Who we are

“We. Are. The 99 percent.!”

It’s chanted in cadence. Not that we were marching in time to the cadence, but it felt good to define us as just plain people; the 99 percent who are getting screwed by the 1 percent. It might be why the cops are so cheerful and accommodating in so many cities where the Occupy Movement has taken hold.

It is a movement whose time has come, as evidenced by its incredible growth in the last month. I think a lot of folks were waiting for something to start, and when it did, they joined.

We’ve been called unfocused, loud, a mob, unwashed (there are no showers in parks, for the most part) and more.

But the movement, for all its righteous indignation, is cheerful. There’s a lot of good humor and cammeraderie, a very real sense that we’re in this together to make a better future for ourselves and our children. We are nonviolent and we are small-d democratic.

Yes, we are angry that the banks got bailed out and we got sold out (another chant). We’re angry that long-term unemployed people are being villified as lazy, that people who die because they don’t have insurance are seen as people who made “bad choices,” that unions are seen as groups of thugs, that people can work 40 hours a week and not be able to live on what they make, that the CEOs of the companies they work for make 560 times what they earn, that people’s homes are being taken away by the very banks our tax money bailed out three years ago, that our immigration policy allows mother and fathers to be torn from their children and deported, that children go hungry, that we can’t seem to stop the rape of our environment by big oil, gas and coal companies, that we’re engaged in so many wars and overseas adventures, that unmanned drones kill more innocent civilians than they do combatants …

There’s a lot wrong with America right now, and we, the 99 percent, want to restore this country to its former respectability in the world.
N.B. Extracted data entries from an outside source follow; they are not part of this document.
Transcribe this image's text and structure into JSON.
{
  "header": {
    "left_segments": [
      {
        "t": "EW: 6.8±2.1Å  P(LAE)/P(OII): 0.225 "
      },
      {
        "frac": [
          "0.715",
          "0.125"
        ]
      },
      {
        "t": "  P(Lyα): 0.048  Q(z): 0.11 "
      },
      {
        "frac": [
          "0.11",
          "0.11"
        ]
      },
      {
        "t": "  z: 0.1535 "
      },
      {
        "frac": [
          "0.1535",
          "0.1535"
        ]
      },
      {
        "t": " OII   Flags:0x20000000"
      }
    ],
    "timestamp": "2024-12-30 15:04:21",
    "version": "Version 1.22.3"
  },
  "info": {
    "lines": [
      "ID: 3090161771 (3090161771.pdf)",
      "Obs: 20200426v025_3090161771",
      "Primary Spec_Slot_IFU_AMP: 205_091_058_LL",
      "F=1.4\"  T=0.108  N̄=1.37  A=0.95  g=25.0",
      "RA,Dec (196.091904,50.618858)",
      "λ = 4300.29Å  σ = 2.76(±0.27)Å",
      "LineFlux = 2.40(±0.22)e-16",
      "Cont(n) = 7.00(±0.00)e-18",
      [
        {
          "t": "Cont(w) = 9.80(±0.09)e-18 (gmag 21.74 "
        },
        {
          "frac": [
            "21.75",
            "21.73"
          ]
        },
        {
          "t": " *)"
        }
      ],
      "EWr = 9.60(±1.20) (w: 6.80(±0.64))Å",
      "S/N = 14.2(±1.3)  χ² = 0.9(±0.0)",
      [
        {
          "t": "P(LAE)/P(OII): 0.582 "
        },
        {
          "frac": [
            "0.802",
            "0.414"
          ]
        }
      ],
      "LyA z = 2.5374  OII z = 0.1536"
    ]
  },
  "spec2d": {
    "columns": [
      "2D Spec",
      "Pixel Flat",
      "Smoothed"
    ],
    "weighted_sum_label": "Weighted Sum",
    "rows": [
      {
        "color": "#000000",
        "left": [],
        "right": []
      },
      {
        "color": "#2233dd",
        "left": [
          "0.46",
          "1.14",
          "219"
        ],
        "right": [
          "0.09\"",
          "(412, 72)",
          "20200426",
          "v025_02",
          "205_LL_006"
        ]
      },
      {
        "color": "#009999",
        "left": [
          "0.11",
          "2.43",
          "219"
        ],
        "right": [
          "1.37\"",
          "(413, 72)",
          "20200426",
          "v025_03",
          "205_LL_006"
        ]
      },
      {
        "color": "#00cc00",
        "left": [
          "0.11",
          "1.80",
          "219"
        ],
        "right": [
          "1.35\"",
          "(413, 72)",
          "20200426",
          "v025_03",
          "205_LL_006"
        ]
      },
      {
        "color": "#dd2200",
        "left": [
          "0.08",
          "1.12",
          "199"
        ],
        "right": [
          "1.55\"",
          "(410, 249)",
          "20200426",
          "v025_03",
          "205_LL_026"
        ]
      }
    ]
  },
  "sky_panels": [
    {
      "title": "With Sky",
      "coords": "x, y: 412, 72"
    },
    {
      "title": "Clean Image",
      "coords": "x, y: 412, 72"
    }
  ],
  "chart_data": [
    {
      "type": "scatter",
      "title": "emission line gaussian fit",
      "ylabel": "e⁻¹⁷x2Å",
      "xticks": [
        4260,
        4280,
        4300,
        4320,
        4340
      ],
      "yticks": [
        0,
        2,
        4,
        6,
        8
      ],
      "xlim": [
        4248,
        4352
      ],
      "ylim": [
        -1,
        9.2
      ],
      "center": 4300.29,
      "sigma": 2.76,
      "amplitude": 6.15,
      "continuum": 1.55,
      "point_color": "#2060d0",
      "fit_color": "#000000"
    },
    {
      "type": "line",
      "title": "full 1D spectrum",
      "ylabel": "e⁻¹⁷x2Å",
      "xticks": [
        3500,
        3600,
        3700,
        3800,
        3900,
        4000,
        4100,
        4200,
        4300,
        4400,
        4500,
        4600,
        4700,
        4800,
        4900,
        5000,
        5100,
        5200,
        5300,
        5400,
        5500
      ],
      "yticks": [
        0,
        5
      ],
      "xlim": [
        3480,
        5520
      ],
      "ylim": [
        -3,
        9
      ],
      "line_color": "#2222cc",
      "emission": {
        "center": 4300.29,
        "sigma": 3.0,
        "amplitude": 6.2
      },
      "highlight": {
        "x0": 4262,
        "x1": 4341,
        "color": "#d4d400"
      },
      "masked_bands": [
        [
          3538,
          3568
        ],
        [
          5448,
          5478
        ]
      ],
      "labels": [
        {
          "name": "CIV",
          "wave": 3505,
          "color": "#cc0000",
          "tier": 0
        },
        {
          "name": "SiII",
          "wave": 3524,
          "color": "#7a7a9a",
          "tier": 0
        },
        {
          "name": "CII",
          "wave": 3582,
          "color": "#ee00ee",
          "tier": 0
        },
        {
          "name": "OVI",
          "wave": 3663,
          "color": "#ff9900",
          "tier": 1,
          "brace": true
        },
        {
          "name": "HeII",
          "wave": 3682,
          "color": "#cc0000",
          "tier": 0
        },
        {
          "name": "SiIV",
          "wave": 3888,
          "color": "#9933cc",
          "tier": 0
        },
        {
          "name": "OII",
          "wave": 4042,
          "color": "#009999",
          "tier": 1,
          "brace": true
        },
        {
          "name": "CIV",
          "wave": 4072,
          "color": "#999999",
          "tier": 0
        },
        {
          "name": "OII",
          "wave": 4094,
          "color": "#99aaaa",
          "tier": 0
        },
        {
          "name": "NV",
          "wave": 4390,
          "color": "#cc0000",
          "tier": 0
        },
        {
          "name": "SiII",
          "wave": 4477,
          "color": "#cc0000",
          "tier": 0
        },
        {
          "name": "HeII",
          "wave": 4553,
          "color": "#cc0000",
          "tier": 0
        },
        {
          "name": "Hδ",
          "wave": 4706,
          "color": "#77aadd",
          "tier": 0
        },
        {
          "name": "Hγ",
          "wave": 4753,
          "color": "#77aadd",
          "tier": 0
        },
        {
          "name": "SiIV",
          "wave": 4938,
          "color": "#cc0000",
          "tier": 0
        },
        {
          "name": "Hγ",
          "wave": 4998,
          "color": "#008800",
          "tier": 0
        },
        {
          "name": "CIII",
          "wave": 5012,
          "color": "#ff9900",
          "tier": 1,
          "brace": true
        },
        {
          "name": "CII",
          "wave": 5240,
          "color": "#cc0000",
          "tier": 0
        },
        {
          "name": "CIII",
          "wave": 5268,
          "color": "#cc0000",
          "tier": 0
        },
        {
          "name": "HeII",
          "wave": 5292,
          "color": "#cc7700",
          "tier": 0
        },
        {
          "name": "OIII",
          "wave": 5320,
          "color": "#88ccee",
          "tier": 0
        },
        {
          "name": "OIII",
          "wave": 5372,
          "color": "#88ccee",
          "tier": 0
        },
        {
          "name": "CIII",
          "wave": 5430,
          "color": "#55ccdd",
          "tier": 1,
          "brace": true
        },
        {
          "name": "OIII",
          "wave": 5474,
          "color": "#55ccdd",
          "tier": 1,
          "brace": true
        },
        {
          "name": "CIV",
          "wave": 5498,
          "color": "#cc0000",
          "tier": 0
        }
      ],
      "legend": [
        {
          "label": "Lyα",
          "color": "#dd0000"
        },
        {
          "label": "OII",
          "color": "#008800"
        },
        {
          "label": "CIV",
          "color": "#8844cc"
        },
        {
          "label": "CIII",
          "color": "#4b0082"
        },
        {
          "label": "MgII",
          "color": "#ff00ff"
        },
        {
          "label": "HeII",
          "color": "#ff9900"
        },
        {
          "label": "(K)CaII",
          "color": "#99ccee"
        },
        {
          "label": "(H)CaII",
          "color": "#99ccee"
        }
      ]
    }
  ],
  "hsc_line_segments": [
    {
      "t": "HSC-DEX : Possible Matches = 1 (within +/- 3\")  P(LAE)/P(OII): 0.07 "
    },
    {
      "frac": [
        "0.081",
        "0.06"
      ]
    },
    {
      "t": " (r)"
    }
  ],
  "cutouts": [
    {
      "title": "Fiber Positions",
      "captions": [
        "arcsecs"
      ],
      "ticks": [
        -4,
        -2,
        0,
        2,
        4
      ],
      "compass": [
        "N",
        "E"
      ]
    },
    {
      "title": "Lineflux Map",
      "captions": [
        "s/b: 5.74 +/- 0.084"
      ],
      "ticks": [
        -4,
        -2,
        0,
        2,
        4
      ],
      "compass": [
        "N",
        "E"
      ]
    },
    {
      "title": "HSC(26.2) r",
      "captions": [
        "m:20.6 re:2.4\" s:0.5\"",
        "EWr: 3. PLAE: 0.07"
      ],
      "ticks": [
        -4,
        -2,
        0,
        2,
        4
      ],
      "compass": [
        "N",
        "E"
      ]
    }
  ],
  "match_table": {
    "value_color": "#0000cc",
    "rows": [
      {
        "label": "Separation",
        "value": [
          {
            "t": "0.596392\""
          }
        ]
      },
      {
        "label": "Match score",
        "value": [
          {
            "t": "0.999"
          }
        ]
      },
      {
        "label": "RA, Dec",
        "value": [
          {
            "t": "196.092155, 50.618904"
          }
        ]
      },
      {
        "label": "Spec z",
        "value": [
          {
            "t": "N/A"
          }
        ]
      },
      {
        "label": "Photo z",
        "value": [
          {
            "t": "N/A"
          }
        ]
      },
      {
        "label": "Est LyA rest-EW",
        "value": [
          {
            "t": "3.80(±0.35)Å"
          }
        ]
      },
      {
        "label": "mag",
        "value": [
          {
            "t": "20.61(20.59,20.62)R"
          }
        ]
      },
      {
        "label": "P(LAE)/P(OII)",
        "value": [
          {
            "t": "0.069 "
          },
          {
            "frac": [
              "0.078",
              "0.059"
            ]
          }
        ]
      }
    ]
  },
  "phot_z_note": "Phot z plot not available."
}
We don’t want to be the sp0nsors of carnage and pillage. We don’t want to see the regressive policies continue.

We, the 99 percent, are patriots of the first order. That’s why you’ll see so may flags flown around the Occupy sites.
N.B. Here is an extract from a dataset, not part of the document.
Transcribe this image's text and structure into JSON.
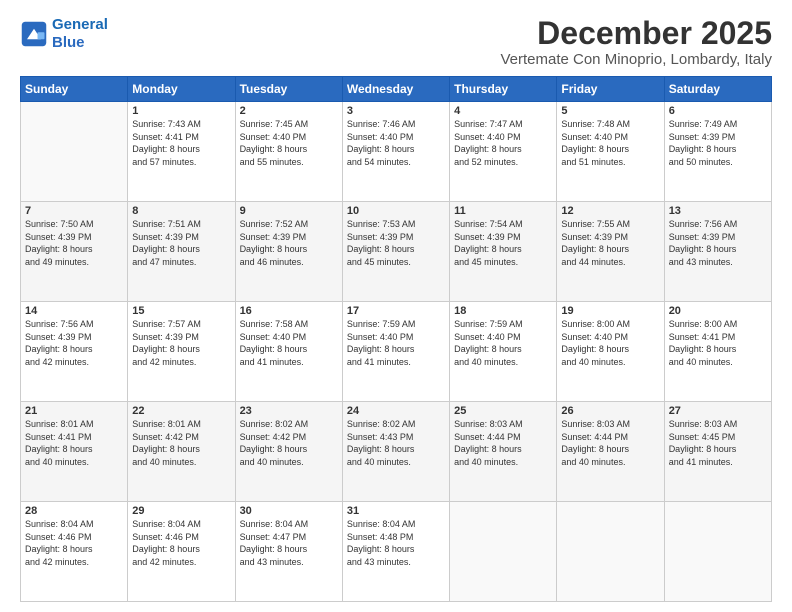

In 1969, when I protested the Vietnam War, my mother asked me why I would go against my country.

“I think it’s like warning someone you love that they’re doing something wrong,” I said. “I love this country too much to ignore when we do something that’s wrong.”

My father thought that was a good arguement, although he subscribed to the fight-’em-there-or-they’ll-be-on-our-shores Domino Theory. It was the same ploy we used when going into Iraq, and a lot of Americans believed it.

Now, 10 years after we went into Afghanistan to rid the world of terror, we have become the terrorists.

And I believe we, the 99 percent, love America too much to not say something.